I’d been told that there aren’t many New Year’s celebrations in Tokyo, that it was a quiet affair. Except it wasn’t, and we could hear the activity down in Shibuya Crossing from our room near midnight. So we grabbed our snacks and hung out next to the expansive window near the elevator banks looking down towards the crowds waiting for midnight. Very cool.


Day 8 – New Year’s Day
The first thing on our agenda for New Year’s Day was tracking down the life-sized Gundam on Odaiba. OK it wasn’t literally the first thing on our agenda. The literal first thing was that we hung out in the Starbucks of the Tsutaya that overlooks Shibuya crossing. Most people know it for the giant video screen facing the crossing (the one Scarlett Johanssen looked up at as a 3D dinosaur walked across it). It’s usually packed to the nines with people, but not New Year’s Day. After having our requisite morning coffee and touristy pictures, we continued onwards back to Odaiba. I wasn’t sure exactly where the Gundam was located. It was being set up in front of a new complex on the island, so I had to cross-reference some Google Maps and pictures taken of it on blogs. It took us a bit of exploration, but we managed to locate it facing the expansive central park. I have to say, no picture does the thing justice. The thing should be considered a work of art. They should’ve sent a poet. We bummed around the island a bit, took a trek over to the Tokyo Big Site (I was here once for a trade show at a prior job), then took the Yurikamome back into Tokyo.

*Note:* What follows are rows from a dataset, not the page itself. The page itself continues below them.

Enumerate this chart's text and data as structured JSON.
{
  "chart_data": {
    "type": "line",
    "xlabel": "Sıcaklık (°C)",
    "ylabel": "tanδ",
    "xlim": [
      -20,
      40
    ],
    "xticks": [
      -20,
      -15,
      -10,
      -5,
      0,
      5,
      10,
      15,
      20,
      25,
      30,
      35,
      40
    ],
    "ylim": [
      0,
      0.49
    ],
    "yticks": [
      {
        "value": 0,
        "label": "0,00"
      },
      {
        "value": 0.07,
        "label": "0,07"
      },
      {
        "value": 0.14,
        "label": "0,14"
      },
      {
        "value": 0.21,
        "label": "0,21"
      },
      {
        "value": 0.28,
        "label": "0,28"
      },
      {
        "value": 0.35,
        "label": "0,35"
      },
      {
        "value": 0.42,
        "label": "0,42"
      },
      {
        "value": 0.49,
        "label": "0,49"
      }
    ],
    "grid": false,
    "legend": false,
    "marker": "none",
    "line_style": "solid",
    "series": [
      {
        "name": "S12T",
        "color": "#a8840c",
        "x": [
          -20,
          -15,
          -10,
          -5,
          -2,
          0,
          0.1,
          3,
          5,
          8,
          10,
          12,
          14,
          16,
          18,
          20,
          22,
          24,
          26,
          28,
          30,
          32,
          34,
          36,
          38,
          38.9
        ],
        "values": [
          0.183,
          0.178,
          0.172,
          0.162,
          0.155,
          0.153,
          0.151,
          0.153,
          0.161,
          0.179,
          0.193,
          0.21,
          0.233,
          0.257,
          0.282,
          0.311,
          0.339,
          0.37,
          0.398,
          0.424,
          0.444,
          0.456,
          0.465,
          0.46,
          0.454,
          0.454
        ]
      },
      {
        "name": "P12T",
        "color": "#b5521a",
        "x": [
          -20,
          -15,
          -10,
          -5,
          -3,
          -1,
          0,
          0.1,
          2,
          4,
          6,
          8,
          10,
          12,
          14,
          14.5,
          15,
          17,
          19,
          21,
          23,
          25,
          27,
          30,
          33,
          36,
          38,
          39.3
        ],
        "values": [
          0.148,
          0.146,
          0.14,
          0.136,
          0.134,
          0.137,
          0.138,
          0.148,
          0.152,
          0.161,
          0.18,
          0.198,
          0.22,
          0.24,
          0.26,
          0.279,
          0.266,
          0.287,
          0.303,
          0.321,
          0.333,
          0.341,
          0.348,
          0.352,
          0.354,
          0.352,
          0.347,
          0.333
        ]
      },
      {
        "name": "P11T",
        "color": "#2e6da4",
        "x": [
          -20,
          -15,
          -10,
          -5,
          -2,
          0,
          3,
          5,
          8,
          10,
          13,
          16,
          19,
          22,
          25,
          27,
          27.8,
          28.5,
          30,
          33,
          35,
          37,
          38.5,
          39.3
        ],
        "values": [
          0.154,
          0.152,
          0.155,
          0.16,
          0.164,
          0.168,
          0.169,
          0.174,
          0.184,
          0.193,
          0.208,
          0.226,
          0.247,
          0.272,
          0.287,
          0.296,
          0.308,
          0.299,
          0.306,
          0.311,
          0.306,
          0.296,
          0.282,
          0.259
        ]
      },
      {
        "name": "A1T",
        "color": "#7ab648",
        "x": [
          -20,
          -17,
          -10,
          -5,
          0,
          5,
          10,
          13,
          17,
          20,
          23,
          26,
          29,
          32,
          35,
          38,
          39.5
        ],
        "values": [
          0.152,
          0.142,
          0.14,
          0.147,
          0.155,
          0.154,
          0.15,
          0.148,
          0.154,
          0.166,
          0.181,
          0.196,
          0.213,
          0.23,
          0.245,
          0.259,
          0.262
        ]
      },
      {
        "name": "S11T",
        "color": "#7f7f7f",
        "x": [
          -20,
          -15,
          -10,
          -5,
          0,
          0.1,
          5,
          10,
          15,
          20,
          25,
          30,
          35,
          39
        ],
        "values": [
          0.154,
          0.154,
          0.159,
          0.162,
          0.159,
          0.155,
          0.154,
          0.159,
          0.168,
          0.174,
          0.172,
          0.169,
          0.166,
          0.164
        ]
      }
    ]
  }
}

Next up was to track down a place we only knew as “Ice Cream City”. A friend of mine didn’t believe me when I said that there existed weird ice cream flavors, like squid, durian, chicken, etc. And I was intent on proving they did. We headed to Ikebukuro to a department store complex called Sunshine City, where Ice Cream City was supposedly. It turns out it’s actually inside of a mini-amusement park inside the complex called Namja Town. Once we found Ice Cream City though…wow, jackpot. They had hundreds of weird and questionable flavors. My cousin and I decided that we’d choose one each, then a reward flavor. I went with octopus, and she went with chicken wing, with a nice tiramisu flavor to wash away the nastiness. And damn was it nasty. It started off well enough; vanilla flavored and not too bad. Then you start hitting the bits of chopped octopus; and as you make your way down the little ice cream cup, it gets smellier and smellier. The chicken was no better, as you would be chewing on bits of cartilage. Pew. The tiramisu at least was awesome.

After that we grabbed katsu for dinner, wandered about Ikebukuro, then Shinjuku, then back to Shibuya.


Day 9
Last days of trips always make me sad. I still had a list of things requested of me by my sister. The day went about as follows; we traveled to numerous districts for touristy wares, but shopping was all in all a bust as all the stores I intended to hit up were closed. We took in some more sites, grabbed one last sushi dinner, then retired back to Shibuya. I was flying out the next day and my cousin stuck around Tokyo for another few days before heading back to Kyoto. This was my longest trip in Japan (not counting the summer program), and sigh…it was amazing. And the time-lapse I made for the presentation was really the only souvenir I needed.